Ю.Н. Она не злобный ребенок, но ее во всем нужно заставлять. К ней можно 20 раз обратиться: Наташа, принеси что-то или что-то сделай. И у меня лично не хватает терпения. А еще она очень раздражительно реагирует, когда я шучу. Она даже заявила мне: «У меня нет чувства юмора!» В прежней семье у девочки была нелегкая жизнь. Ею никто не занимался. Вот девочка и выросла неконтактной, строптивой, запущенной.
А.Л. А вы не думали о том, что в восприятии и сознании Наташи происходит болезненное столкновение двух совершенно разных семейных стилей, двух семейных культур? Ведь любая сложившаяся семья – это целый материк: со своими традициями, культурными нормами, своим образом жизни, со своими различиями между «хорошо» и «плохо». В одной семье – одни «хорошо» и «плохо», в другой – другие. И ребенок в этой ситуации оказывается поставлен на разрыв между двумя типами семейных традиций. А особенно болезненным это различие оказывается тогда, когда с иным типом семейных ценностей ребенок сталкивается уже в сознательном возрасте. Тем более когда новая «семейная вертикаль» считает себя более цивилизованной и торопится погрузить ребенка в мир непривычных ему культурных правил и норм. Естественно, что в сознании и душе ребенка происходит резкая невротическая сшибка той его «самости», которая была уже сформирована к данному возрасту, и некоей новой «правильности», навязываемой ему пришельцами из совсем другого культурного мира. Так что это та ситуация, в которой требуется невероятная осторожность. Может, не стоит торопиться переделывать девочку?
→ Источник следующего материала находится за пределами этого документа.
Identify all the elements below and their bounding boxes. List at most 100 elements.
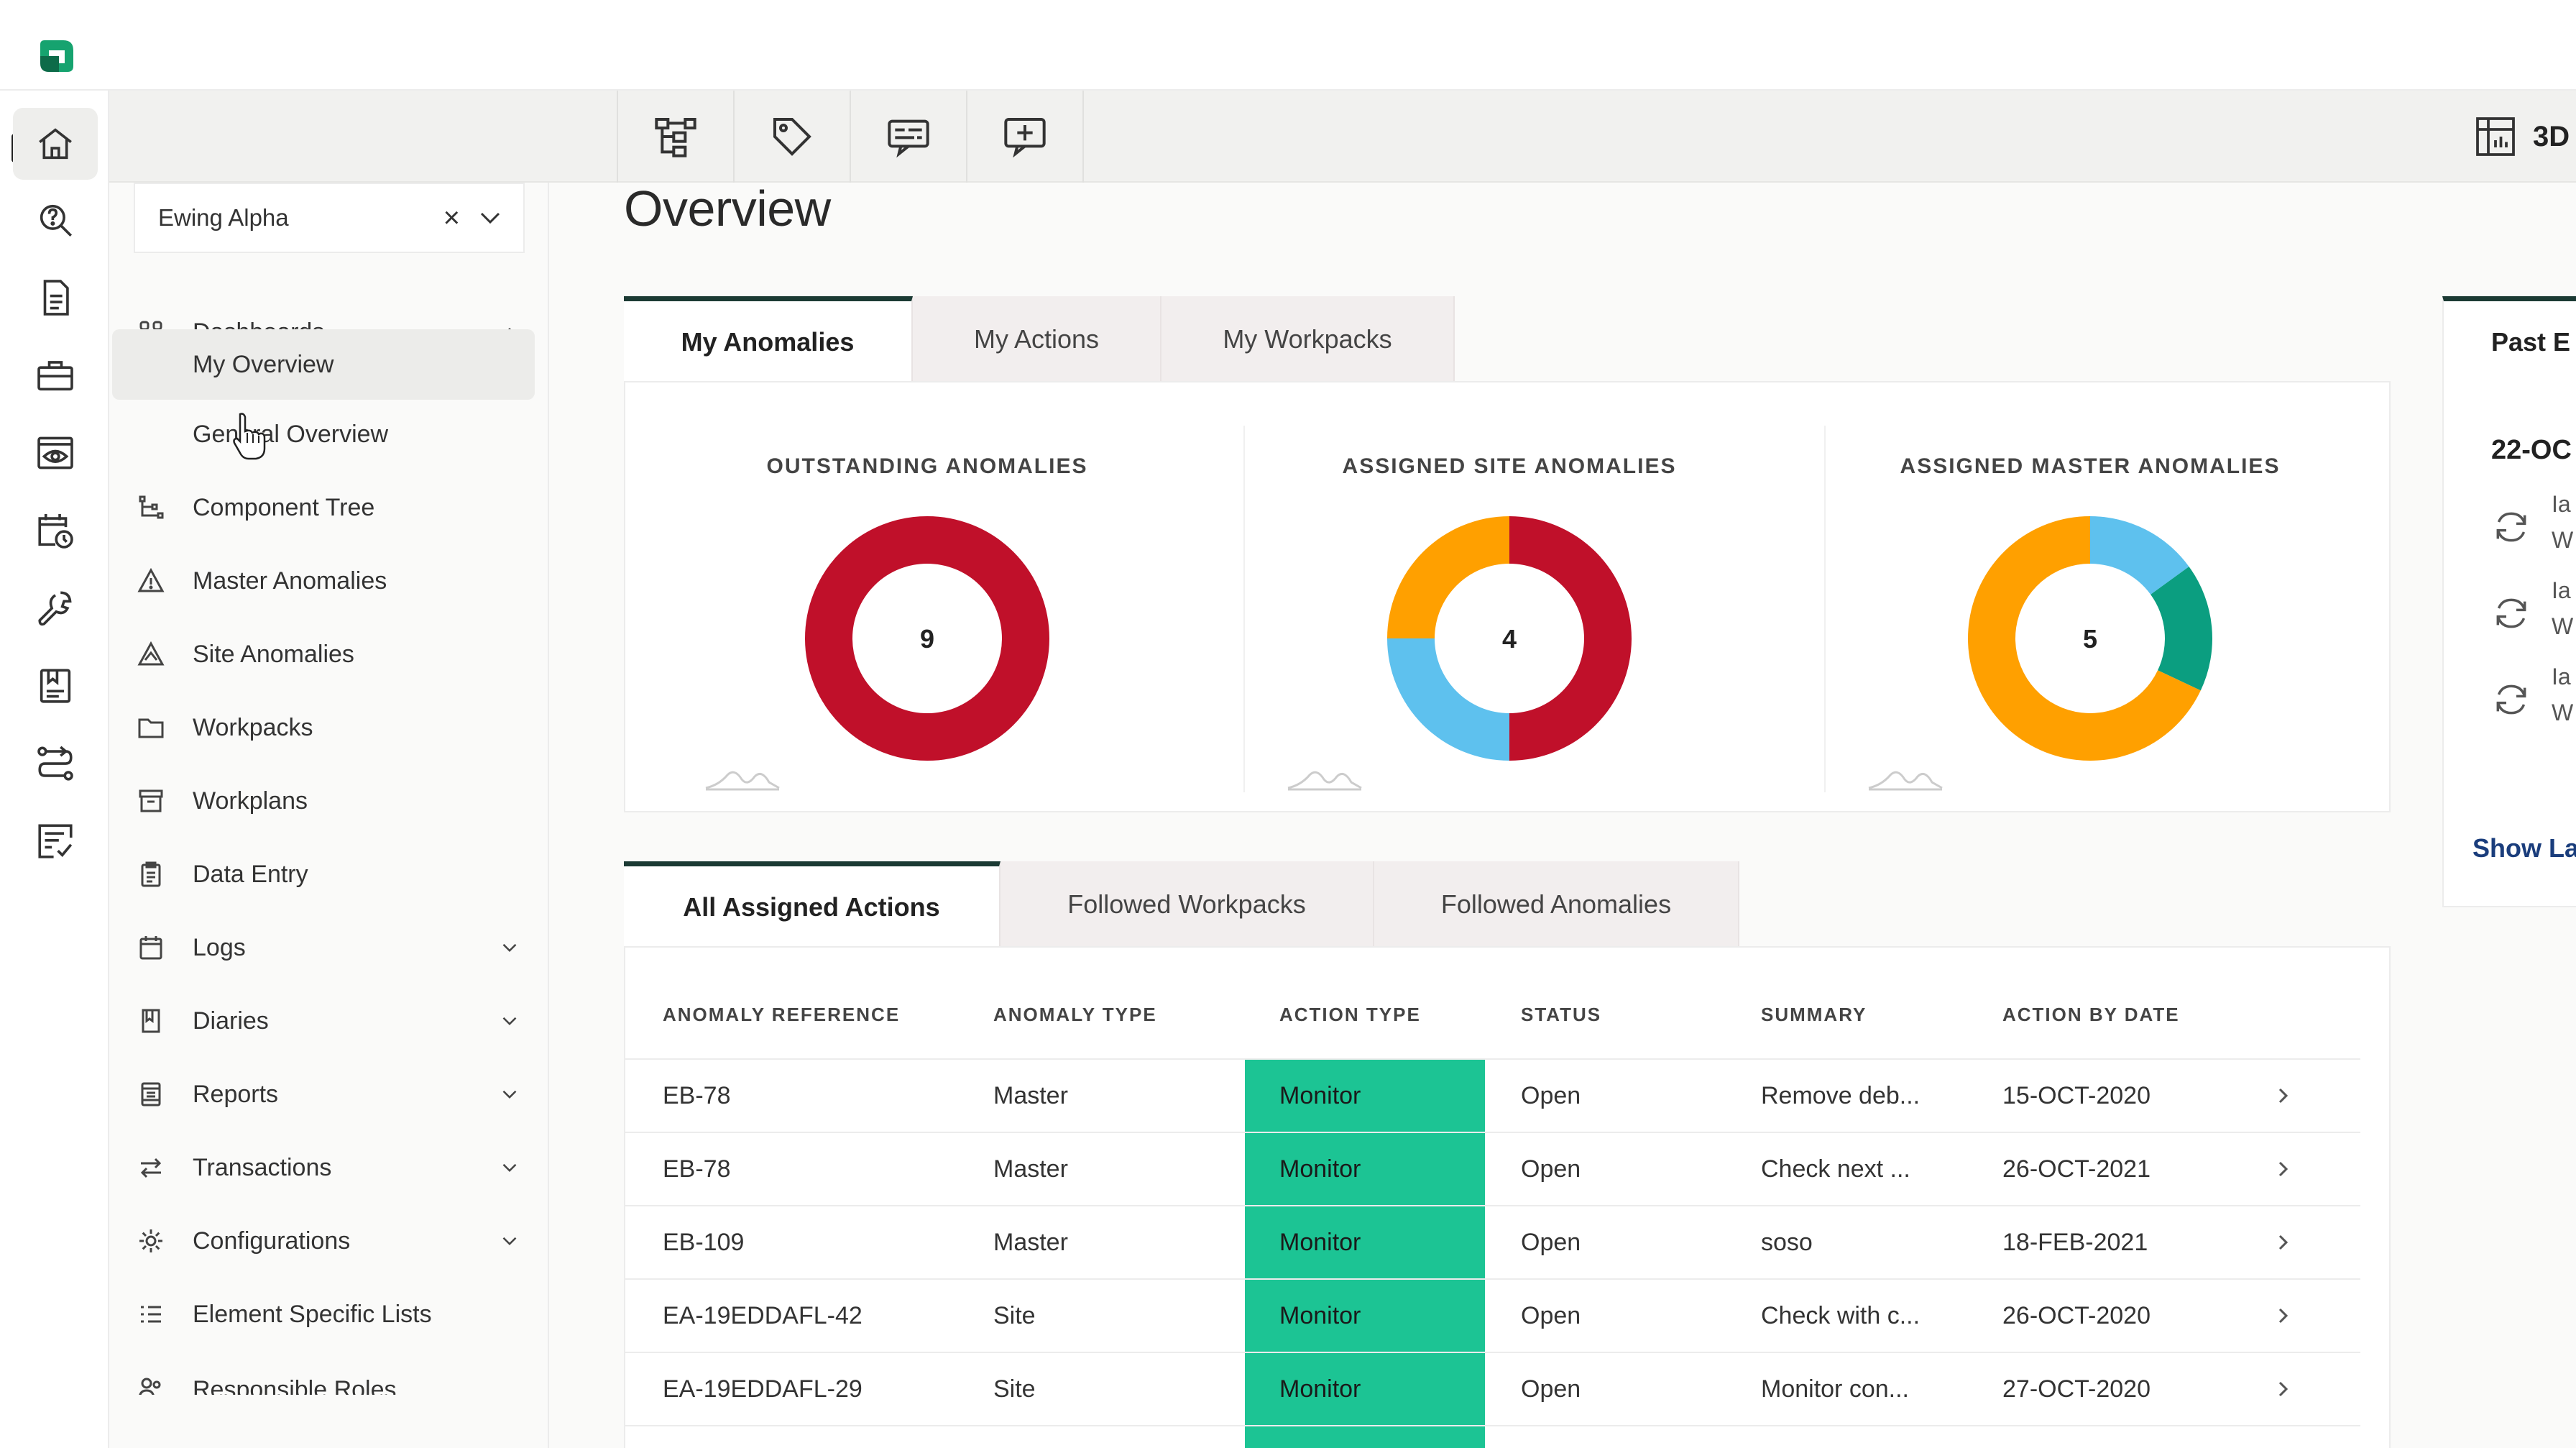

Ю.Н. Но девочку надо спасать! У этой девочки патология на уровне нервной системы. И специалисты – врачи и психологи – нам рассказали, какая у нас должна быть тактика лечения... Поэтому я вожу ее в неврологический центр, в центр лечебной педагогики. А у меня ведь не так много времени осталось жить. Я хочу быть хорошей бабушкой для Наташи.
А.Л. Любая мама считает, что она – хорошая мама. Но что значит быть хорошей мамой? Для кого-то быть хорошей мамой – постоянно заботиться, поддерживать, вкладывать силы и деньги. И в каком-то возрасте это действительно очень важно. А для кого-то быть хорошей мамой – преодолеть в себе этот тип заботы. Отпустить своего сына или свою дочь на свободу собственного выбора – это, может быть, самое трудное и важное. А то ведь часто бывает, что мама убеждает себя и всех окружающих, что она любит своего сына и его выбор, любит его жену, но за многократным проговариванием «я люблю» скрывается с трудом подавляемое раздражение, неприятие. И это все время проявляется на поверхности во множестве деталей – взгляде, слабоуловимых оттенках интонации, иронии... А для ребенка, который наблюдает все это со своих позиций, это становится источником невротических срывов, которые происходят, что называется, «на ровном месте»...

«Гарри Поттер»? Никогда!

Алефтина Антонова (Пермь). Мне почему-то показалось, что самой Наташе не нашлось места в вашем рассказе о ней. Что сама-то девочка хочет? В чем ее интересы и желания? Что она любит, чем увлечена?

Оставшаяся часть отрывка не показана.